Она выключила за мужем в туалете свет, постелила младшей, перекрыла на кухне газовую трубу и принялась растирать меновазином широкую спину мужа. Долго терла. Наконец он повернулся на спину, провел рукою по ее ноге выше колена и неожиданно больно ущипнул за ягодицу.
— Сумасшедший! Больно же.
— С годами не ползешь. Все еще упругая: и ягодицы, и животик.
— Стараюсь.
— Для кого?
— Для себя... и для тебя.
— Ну-ну.
Позвонили. Она взглянула на настенные старые часы — половина одиннадцатого. Кто бы это? Может, у сестры что случилось?
— Слушаю вас.
— Это я, — она обомлела, услышав знакомый голос, — еще раз прости за грубость. Спокойной ночи.
Она замерла с трубкою в руках.
— Кто это? — обычно он редко интересовался телефонными звонками.
— Ошиблись номером, — она не поворачивалась к нему, чтобы не выдать себя румянцем на лице.
— Не забудь спросить про эвикрол.
Она не слышала его слов; мысленно была там... на пирсе. «Возможно ли это? Повторится ли?» В нежной тревоге забилось сердце. Она и сама не верила в то, что зарождалось в душе. Подумала: подойди он к ее окну, кликни, ведь вышла бы, нашла бы любой повод.
Любомир знал, что завтра Олесю не увидит. Камелия рыдала, она была близка к истерии. Сын в письме сообщил, что решил связать свою судьбу с армией и остаться на сверхсрочную службу на границе. Для нее, живущей ожиданием сына, это было шоком. Она настаивала ехать в Брест немедля, он уговорил отправиться утром. По всей вероятности, как догадывалась мать, Артем узнал от друзей (а может, недругов), что его любимая девушка ходит по вечерам в валютный бар гостиницы «Юбилейная» и продает себя иностранцам. Камелия узнала об этом от подруги, однако ничего пока Любомиру не говорила. Девушка заболела венерической болезнью и втайне от родителей лечилась у соседки, подруги Камелии. «В атмосферу стыда и позора сын не хочет возвращаться».
— Господи, да разве в его возрасте женщина играет существенную роль?
— Она никогда не должна играть этой роли, — согласился с женой Любомир.

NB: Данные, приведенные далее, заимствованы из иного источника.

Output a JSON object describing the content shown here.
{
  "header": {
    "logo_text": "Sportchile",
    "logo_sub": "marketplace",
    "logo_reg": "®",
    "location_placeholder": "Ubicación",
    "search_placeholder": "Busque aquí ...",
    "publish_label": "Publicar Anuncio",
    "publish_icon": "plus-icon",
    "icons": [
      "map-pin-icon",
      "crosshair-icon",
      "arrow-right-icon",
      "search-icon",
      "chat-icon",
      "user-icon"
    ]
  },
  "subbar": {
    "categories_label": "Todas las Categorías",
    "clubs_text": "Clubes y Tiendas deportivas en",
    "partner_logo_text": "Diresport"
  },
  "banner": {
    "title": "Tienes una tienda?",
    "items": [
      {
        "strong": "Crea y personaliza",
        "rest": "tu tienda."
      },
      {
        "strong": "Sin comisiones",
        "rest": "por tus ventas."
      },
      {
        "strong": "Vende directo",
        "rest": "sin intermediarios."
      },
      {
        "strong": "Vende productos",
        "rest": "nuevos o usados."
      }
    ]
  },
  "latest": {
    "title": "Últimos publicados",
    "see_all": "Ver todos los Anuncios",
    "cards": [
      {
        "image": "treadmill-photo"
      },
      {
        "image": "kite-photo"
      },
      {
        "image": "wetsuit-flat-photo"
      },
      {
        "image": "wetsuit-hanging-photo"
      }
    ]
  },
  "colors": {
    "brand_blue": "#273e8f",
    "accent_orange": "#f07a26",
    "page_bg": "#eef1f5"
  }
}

Всю дорогу до Бреста, в длинных паузах между короткими разговорами с
женой, он думал не о сыне, а об Олесе.
В нервном напряжении ждали два часа на КП, пока пограничники не воротились с кросса. Забрали сына в город, угостили сытным обедом в ресторане и уже там, сидя за столиком, а потом на прогулке, когда шли по набережной Мухавца долго, убедительно, сочувственно и заботливо уговаривали (больше мать) не торопиться с решением. Артем повзрослел: его юношеское упрямство переросло в мужскую твердость. Да, он знает историю с девушкой. Сейчас душа его свободна. Он передумал поступать в физкультурный институт, чемпиона из него не выйдет, упущено время. Ему по душе служба на границе. Он просит признать и его право на самостоятельность. Родители поняли, что уговарить сына невозможно. Раздосадованная, обозленная Камелия молчала всю дорогу, как никогда болезненно воспринимая свое одиночество.

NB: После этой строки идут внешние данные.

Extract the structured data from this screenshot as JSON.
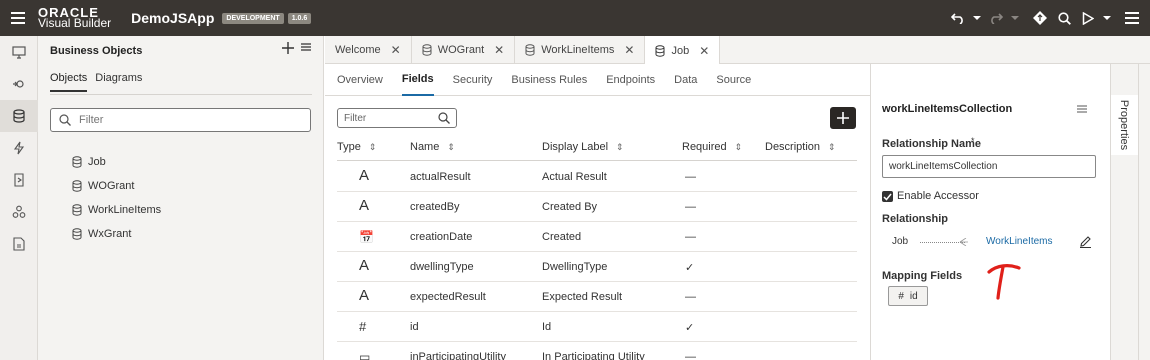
{
  "header": {
    "logo_line1": "ORACLE",
    "logo_line2": "Visual Builder",
    "app_name": "DemoJSApp",
    "env_badge": "DEVELOPMENT",
    "version_badge": "1.0.6"
  },
  "left_panel": {
    "title": "Business Objects",
    "tabs": [
      {
        "label": "Objects",
        "active": true
      },
      {
        "label": "Diagrams",
        "active": false
      }
    ],
    "filter_placeholder": "Filter",
    "objects": [
      "Job",
      "WOGrant",
      "WorkLineItems",
      "WxGrant"
    ]
  },
  "editor_tabs": [
    {
      "label": "Welcome",
      "icon": "none",
      "active": false
    },
    {
      "label": "WOGrant",
      "icon": "database-icon",
      "active": false
    },
    {
      "label": "WorkLineItems",
      "icon": "database-icon",
      "active": false
    },
    {
      "label": "Job",
      "icon": "database-icon",
      "active": true
    }
  ],
  "sub_tabs": [
    "Overview",
    "Fields",
    "Security",
    "Business Rules",
    "Endpoints",
    "Data",
    "Source"
  ],
  "active_sub_tab": "Fields",
  "table": {
    "filter_placeholder": "Filter",
    "columns": [
      "Type",
      "Name",
      "Display Label",
      "Required",
      "Description"
    ],
    "rows": [
      {
        "type_glyph": "A",
        "name": "actualResult",
        "label": "Actual Result",
        "required": "—"
      },
      {
        "type_glyph": "A",
        "name": "createdBy",
        "label": "Created By",
        "required": "—"
      },
      {
        "type_glyph": "📅",
        "name": "creationDate",
        "label": "Created",
        "required": "—"
      },
      {
        "type_glyph": "A",
        "name": "dwellingType",
        "label": "DwellingType",
        "required": "✓"
      },
      {
        "type_glyph": "A",
        "name": "expectedResult",
        "label": "Expected Result",
        "required": "—"
      },
      {
        "type_glyph": "#",
        "name": "id",
        "label": "Id",
        "required": "✓"
      },
      {
        "type_glyph": "▭",
        "name": "inParticipatingUtility",
        "label": "In Participating Utility",
        "required": "—"
      }
    ]
  },
  "properties": {
    "title": "workLineItemsCollection",
    "relationship_name_label": "Relationship Name",
    "required_marker": "*",
    "relationship_name_value": "workLineItemsCollection",
    "enable_accessor_label": "Enable Accessor",
    "enable_accessor_checked": true,
    "relationship_label": "Relationship",
    "rel_source": "Job",
    "rel_target": "WorkLineItems",
    "mapping_fields_label": "Mapping Fields",
    "mapping_field_icon": "#",
    "mapping_field": "id",
    "side_tab": "Properties"
  },
  "annotation_color": "#e0201a"
}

— Мать, надо смириться. Ведь как невозможно остановить одуванчик, взрывающий асфальт, так же невозможно удержать под своим крылом дитя. Брест не Владивосток. Почти рядом, — сочувствовал Любомир жене, помогая ей подниматься на пятый этаж, — пройдет год, два... Приедет он в отпуск в новую квартиру. Может, передумает. Все это поиски своего «я». Мы просто забыли младые годы, молодые желания.
— Помолчи. Меня все раздражает. И твое притворное сострадание тоже.
Два месяца Любомир не прикасался к зеленой папке Николая Ивановича.